Llevaba un rato sin oír al rano, me levanté de la silla y le busqué. No tardé en encontrarle. Me sorprendió verle encima de la mesa de la cocina y con un libro entre las piernas.
— ¿Y ahora qué haces? —le pregunté.
— Toy leyendo, no lo vez.
— El que no lo debe ver eres tú, tienes el libro al revés, Erre C.A.
— Mehod leé al devés que no leé, ¿no?
— También tienes razón.
— ¿Y eso de dónde lo has sacado?— Un pueblo que lee é un pueblo culto, Mendugo.
— ¿A tres años llamas tú experiencia?— De mi ecspediensia.
— Zabás tú loz añoz que teno…
— Hombre, muy mayor no se te ve.
— A ti no ze te ven mushaz cozaz y laz tenez.
— Anda, da la vuelta al libro, si no, Ulises va a coger lumbago.
— Total, no me entedo.
— No te preocupes, yo tampoco me enteré mucho de lo que escribió Joyce cuando lo leí.
— ¡Vaya! Un azomo de humildá —me sonreí, aunque Erre C.A. iba en serio.
— ¿Y el cigarro?
— Ez queshaba de menoz el tufo que vaz dehando.
— ¿Tú también piensas que soy un atufado?
— Yo no pienzo, Mendugo, zólo güelo, zi no lo hubieda ensendido. Ede Se A no fuma —volvió mi sonrisa. De un tiempo a esta parte el rano se refería a su persona en tercera.
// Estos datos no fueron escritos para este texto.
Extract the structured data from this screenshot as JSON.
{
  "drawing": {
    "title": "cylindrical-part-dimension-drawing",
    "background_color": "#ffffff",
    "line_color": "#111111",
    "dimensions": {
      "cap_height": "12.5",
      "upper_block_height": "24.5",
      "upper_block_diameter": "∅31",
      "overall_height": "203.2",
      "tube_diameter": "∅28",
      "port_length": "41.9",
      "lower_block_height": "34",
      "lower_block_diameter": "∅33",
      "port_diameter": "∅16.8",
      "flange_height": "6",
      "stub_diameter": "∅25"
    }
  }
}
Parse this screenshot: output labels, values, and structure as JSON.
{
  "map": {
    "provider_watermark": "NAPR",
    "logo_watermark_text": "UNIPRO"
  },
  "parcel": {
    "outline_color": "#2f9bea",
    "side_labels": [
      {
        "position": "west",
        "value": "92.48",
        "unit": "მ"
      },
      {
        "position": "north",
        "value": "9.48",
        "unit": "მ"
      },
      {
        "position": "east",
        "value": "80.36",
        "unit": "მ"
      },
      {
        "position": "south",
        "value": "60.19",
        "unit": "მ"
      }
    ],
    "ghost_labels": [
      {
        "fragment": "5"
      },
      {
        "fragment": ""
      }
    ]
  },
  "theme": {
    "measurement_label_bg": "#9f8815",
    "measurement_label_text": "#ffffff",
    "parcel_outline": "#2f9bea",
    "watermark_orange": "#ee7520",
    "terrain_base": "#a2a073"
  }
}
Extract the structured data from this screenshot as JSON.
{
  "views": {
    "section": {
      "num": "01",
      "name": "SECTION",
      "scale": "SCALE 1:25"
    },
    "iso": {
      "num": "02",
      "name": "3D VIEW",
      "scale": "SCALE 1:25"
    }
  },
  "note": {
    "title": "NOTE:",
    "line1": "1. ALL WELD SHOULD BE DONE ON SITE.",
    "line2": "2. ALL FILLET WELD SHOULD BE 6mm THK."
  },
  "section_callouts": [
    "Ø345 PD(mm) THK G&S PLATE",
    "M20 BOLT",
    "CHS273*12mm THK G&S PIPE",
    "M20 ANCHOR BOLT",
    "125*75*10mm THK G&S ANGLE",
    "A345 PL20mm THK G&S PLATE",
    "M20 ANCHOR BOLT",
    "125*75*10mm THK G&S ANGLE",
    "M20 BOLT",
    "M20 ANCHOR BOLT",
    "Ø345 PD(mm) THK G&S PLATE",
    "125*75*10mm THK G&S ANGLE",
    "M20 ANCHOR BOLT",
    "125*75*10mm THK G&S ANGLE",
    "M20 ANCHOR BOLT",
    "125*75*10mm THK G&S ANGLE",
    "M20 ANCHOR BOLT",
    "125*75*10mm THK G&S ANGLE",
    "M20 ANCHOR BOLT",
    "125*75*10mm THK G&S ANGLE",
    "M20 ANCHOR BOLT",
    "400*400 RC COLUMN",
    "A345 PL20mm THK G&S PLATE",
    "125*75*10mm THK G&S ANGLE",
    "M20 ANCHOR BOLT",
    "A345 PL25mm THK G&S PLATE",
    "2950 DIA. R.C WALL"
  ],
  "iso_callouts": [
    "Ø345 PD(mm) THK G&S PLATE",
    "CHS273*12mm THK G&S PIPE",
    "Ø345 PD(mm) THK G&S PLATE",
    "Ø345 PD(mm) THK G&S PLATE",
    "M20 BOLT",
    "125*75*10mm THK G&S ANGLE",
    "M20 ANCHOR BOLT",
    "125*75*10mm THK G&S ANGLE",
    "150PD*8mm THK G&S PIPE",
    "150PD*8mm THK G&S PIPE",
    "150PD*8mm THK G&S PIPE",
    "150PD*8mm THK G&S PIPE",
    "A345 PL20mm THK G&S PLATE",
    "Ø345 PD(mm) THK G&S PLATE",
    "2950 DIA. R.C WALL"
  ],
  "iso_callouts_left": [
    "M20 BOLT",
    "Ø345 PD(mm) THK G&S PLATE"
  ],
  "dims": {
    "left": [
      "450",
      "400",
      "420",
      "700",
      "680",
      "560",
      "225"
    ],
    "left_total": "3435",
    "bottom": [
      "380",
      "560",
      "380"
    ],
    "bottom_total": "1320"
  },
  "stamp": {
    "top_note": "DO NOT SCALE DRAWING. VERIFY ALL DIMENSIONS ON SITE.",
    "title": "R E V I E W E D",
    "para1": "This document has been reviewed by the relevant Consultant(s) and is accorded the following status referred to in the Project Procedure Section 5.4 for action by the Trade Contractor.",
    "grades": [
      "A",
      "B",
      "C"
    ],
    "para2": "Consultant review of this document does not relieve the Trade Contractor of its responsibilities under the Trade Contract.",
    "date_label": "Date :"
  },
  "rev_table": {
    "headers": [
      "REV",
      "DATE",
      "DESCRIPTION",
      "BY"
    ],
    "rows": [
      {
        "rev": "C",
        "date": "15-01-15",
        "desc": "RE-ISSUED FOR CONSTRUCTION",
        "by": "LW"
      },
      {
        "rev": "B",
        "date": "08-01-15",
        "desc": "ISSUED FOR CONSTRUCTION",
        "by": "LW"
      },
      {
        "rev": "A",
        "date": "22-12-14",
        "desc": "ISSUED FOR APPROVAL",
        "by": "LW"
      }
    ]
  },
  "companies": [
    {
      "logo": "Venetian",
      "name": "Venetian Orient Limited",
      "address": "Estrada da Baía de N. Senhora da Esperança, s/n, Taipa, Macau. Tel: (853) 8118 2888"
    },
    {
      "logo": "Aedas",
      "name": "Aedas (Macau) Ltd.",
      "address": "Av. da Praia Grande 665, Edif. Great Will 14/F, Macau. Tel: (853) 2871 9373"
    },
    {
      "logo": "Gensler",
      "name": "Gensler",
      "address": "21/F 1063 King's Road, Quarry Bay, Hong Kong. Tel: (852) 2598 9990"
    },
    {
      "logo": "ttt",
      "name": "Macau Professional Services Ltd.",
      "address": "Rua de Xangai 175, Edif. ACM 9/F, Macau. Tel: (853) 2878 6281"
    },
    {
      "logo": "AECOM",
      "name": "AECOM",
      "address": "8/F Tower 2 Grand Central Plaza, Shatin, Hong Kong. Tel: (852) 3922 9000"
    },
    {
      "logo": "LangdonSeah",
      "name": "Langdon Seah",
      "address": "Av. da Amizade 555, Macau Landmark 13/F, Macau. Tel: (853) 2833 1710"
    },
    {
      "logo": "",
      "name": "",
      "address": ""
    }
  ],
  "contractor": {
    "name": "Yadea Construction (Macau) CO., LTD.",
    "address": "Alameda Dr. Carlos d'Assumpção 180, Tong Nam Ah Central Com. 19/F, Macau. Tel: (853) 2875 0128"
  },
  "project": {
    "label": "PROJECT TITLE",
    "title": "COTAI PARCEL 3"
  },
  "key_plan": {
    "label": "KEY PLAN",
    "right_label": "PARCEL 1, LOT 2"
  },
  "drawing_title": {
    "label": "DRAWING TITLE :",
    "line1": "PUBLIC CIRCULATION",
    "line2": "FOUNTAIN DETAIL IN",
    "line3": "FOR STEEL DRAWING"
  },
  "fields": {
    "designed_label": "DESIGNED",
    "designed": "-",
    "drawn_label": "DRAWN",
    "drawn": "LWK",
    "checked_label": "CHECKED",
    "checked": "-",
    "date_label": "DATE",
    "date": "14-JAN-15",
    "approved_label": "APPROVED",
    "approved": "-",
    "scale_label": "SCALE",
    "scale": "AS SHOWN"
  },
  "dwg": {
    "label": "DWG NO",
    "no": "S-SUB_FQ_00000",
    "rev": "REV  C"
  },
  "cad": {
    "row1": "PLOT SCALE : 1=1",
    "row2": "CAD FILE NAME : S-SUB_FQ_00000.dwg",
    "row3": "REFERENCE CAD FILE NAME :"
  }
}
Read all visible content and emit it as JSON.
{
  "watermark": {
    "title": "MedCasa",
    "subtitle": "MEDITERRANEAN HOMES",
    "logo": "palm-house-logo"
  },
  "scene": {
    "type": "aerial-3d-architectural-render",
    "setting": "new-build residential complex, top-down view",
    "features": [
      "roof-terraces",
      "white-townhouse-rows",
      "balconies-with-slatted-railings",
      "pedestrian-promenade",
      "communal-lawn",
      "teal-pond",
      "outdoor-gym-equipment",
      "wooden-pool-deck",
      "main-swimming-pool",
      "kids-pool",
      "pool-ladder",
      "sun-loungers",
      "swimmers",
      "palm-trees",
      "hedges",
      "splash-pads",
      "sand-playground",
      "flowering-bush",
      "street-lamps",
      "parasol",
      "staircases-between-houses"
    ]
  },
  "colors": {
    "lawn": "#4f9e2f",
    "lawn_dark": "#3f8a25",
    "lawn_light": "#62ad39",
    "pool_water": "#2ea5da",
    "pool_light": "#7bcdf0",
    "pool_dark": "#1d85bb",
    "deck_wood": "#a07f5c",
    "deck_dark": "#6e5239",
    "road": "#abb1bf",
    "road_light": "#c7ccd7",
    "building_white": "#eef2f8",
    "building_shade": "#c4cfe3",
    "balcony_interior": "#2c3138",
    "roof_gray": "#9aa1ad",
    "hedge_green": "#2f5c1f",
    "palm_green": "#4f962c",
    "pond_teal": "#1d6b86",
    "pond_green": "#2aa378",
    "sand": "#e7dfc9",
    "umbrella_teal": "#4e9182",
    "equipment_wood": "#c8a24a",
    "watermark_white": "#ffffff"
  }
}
— Pues que sepas que… —Erre C.A. me cortó.
— T’adviedto que yo no zidvo pada laz tedapiaz de gupo. Y te depito que yo no pienzo, zólo güelo.
Cogí el cigarro del cenicero y me fui de la cocina dando un portazo. La humildad se había convertido en rabia contra mí mismo. Desde detrás de la puerta insulté a alguien, pero no me quedó claro a quien me refería:
— ¡Cabronazo!
Él se dio por aludido y escuché un apagado “atufao” y luego un "tacaño". Y esta vez sí supe a quién iban dirigidos los apelativos.